Half of the Composting and Worm Bins Class will be geared toward setting up the small household bins, and the other half will focus on the hot outdoor mounds.
“A lot of people are grossed out but they come and see that it can be really aesthetically pleasing,” said Robles, “and you can be creative with it.”
Bell first got into composting in college after she took a class on food systems. Her first bin was “stinky and slimy,” but through some fine tuning Bell found that composting was a “really empowering and valuable process.” She said, “It’s therapeutic for me to understand where things go after I throw them out.”

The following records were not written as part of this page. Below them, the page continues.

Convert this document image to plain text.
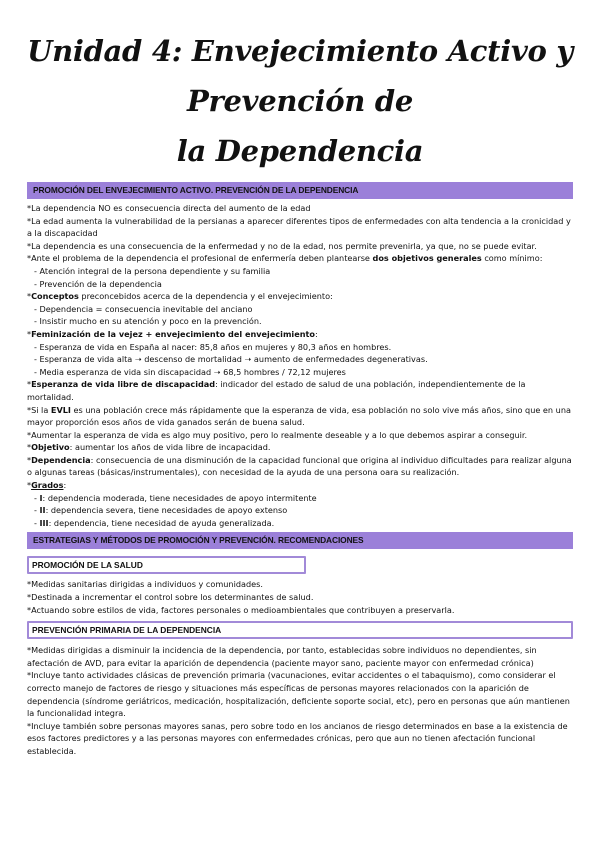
Unidad 4: Envejecimiento Activo y Prevención de
la Dependencia
PROMOCIÓN DEL ENVEJECIMIENTO ACTIVO. PREVENCIÓN DE LA DEPENDENCIA

*La dependencia NO es consecuencia directa del aumento de la edad

*La edad aumenta la vulnerabilidad de la persianas a aparecer diferentes tipos de enfermedades con alta tendencia a la cronicidad y a la discapacidad

*La dependencia es una consecuencia de la enfermedad y no de la edad, nos permite prevenirla, ya que, no se puede evitar.

*Ante el problema de la dependencia el profesional de enfermería deben plantearse dos objetivos generales como mínimo:

- Atención integral de la persona dependiente y su familia

- Prevención de la dependencia

*Conceptos preconcebidos acerca de la dependencia y el envejecimiento:

- Dependencia = consecuencia inevitable del anciano

- Insistir mucho en su atención y poco en la prevención.

*Feminización de la vejez + envejecimiento del envejecimiento:

- Esperanza de vida en España al nacer: 85,8 años en mujeres y 80,3 años en hombres.

- Esperanza de vida alta ➝ descenso de mortalidad ➝ aumento de enfermedades degenerativas.

- Media esperanza de vida sin discapacidad ➝ 68,5 hombres / 72,12 mujeres

*Esperanza de vida libre de discapacidad: indicador del estado de salud de una población, independientemente de la mortalidad.

*Si la EVLI es una población crece más rápidamente que la esperanza de vida, esa población no solo vive más años, sino que en una mayor proporción esos años de vida ganados serán de buena salud.

*Aumentar la esperanza de vida es algo muy positivo, pero lo realmente deseable y a lo que debemos aspirar a conseguir.

*Objetivo: aumentar los años de vida libre de incapacidad.

*Dependencia: consecuencia de una disminución de la capacidad funcional que origina al individuo dificultades para realizar alguna o algunas tareas (básicas/instrumentales), con necesidad de la ayuda de una persona oara su realización.

*Grados:

- I: dependencia moderada, tiene necesidades de apoyo intermitente

- II: dependencia severa, tiene necesidades de apoyo extenso

- III: dependencia, tiene necesidad de ayuda generalizada.

ESTRATEGIAS Y MÉTODOS DE PROMOCIÓN Y PREVENCIÓN. RECOMENDACIONES
PROMOCIÓN DE LA SALUD

*Medidas sanitarias dirigidas a individuos y comunidades.

*Destinada a incrementar el control sobre los determinantes de salud.

*Actuando sobre estilos de vida, factores personales o medioambientales que contribuyen a preservarla.

PREVENCIÓN PRIMARIA DE LA DEPENDENCIA

*Medidas dirigidas a disminuir la incidencia de la dependencia, por tanto, establecidas sobre individuos no dependientes, sin afectación de AVD, para evitar la aparición de dependencia (paciente mayor sano, paciente mayor con enfermedad crónica)

*Incluye tanto actividades clásicas de prevención primaria (vacunaciones, evitar accidentes o el tabaquismo), como considerar el correcto manejo de factores de riesgo y situaciones más específicas de personas mayores relacionados con la aparición de dependencia (síndrome geriátricos, medicación, hospitalización, deficiente soporte social, etc), pero en personas que aún mantienen la funcionalidad integra.

*Incluye también sobre personas mayores sanas, pero sobre todo en los ancianos de riesgo determinados en base a la existencia de esos factores predictores y a las personas mayores con enfermedades crónicas, pero que aun no tienen afectación funcional establecida.
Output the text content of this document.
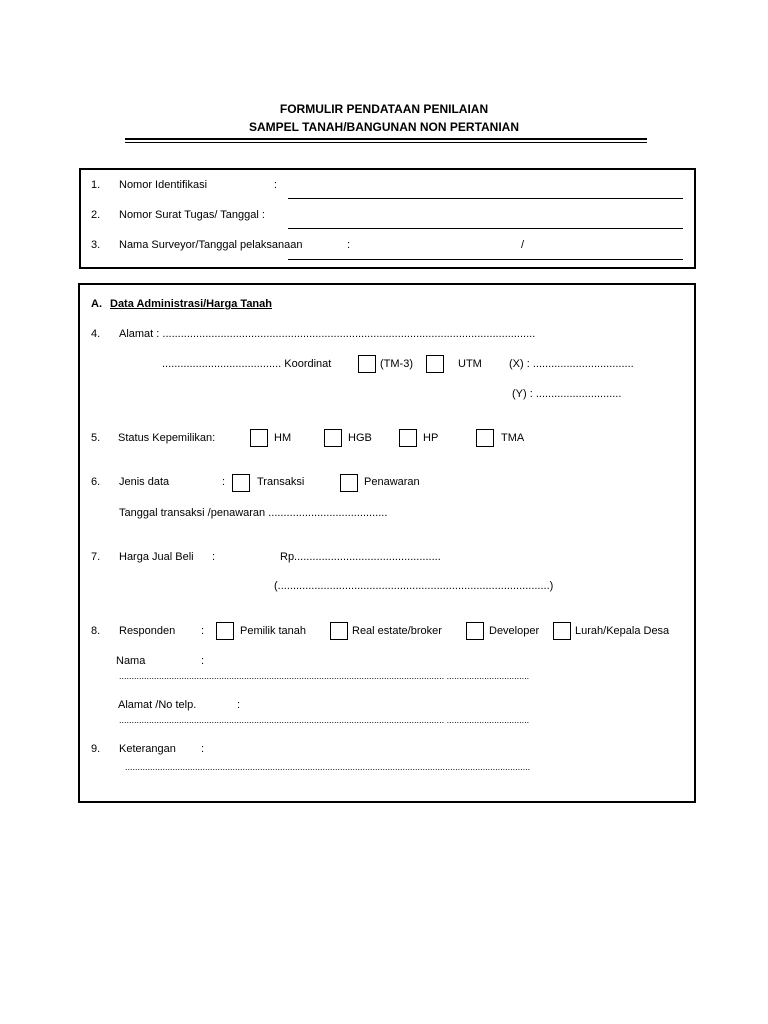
FORMULIR PENDATAAN PENILAIAN
SAMPEL TANAH/BANGUNAN NON PERTANIAN
1. Nomor Identifikasi	:
2. Nomor Surat Tugas/ Tanggal :
3. Nama Surveyor/Tanggal pelaksanaan	:	/
A. Data Administrasi/Harga Tanah
4. Alamat : ..........................................................................................................................
....................................... Koordinat	(TM-3)	UTM (X) : .................................
(Y) : ............................
5. Status Kepemilikan:	HM	HGB	HP	TMA
6. Jenis data	:	Transaksi	Penawaran
Tanggal transaksi /penawaran .......................................
7. Harga Jual Beli :	Rp................................................
(.........................................................................................)
8. Responden :	Pemilik tanah	Real estate/broker	Developer	Lurah/Kepala Desa
Nama	:
.................................................................................................................................. .................................
Alamat /No telp.	:
.................................................................................................................................. .................................
9. Keterangan :
..................................................................................................................................................................
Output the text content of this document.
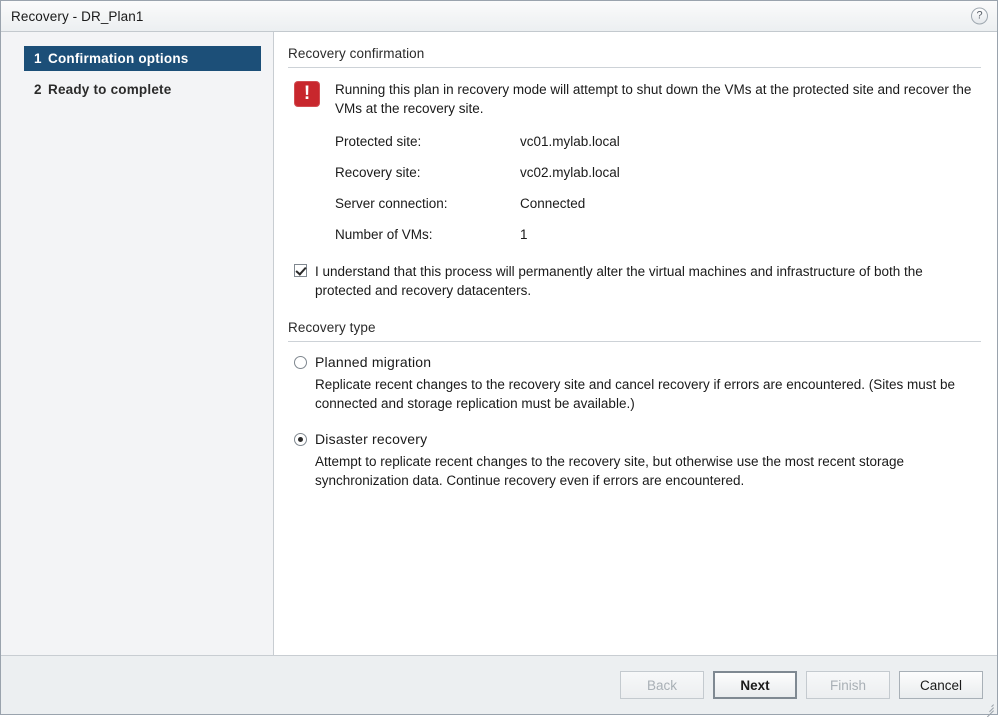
Recovery - DR_Plan1	?
1 Confirmation options
2 Ready to complete
Recovery confirmation
!	Running this plan in recovery mode will attempt to shut down the VMs at the protected site and recover the VMs at the recovery site.
Protected site:	vc01.mylab.local
Recovery site:	vc02.mylab.local
Server connection:	Connected
Number of VMs:	1
I understand that this process will permanently alter the virtual machines and infrastructure of both the protected and recovery datacenters.
Recovery type
Planned migration
Replicate recent changes to the recovery site and cancel recovery if errors are encountered. (Sites must be connected and storage replication must be available.)
Disaster recovery
Attempt to replicate recent changes to the recovery site, but otherwise use the most recent storage synchronization data. Continue recovery even if errors are encountered.
Back	Next	Finish	Cancel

Bell also explained the value of composting on a global level. Organic piles sequester carbon from the air, combating global warming on a personal scale. Sustainability efforts are valuable at every level. Santa Barbara has recruited 120 businesses and most of its elementary schools to jump on the composting bandwagon since November 2009.
Santa Barbara’s composting efforts are limited by its political borders, according to environmental specialist Eric Lohela of Santa Barbara City’s Foodscraps Recovery and Composting Program. These borders bar businesses outside the City of Santa Barbara from participating in the program, despite their interest, since there are no countywide plans to implement composting.
Santa Barbara City College removed its yellow compost bins recently. A lack of widespread awareness led to misuse of the City College compost bins, something Santa Barbara’s Composting Program can’t risk. “We have to make sure it’s very clean,” said Lohela, because, in contrast to recyclables, it’s too difficult to sort foodscraps.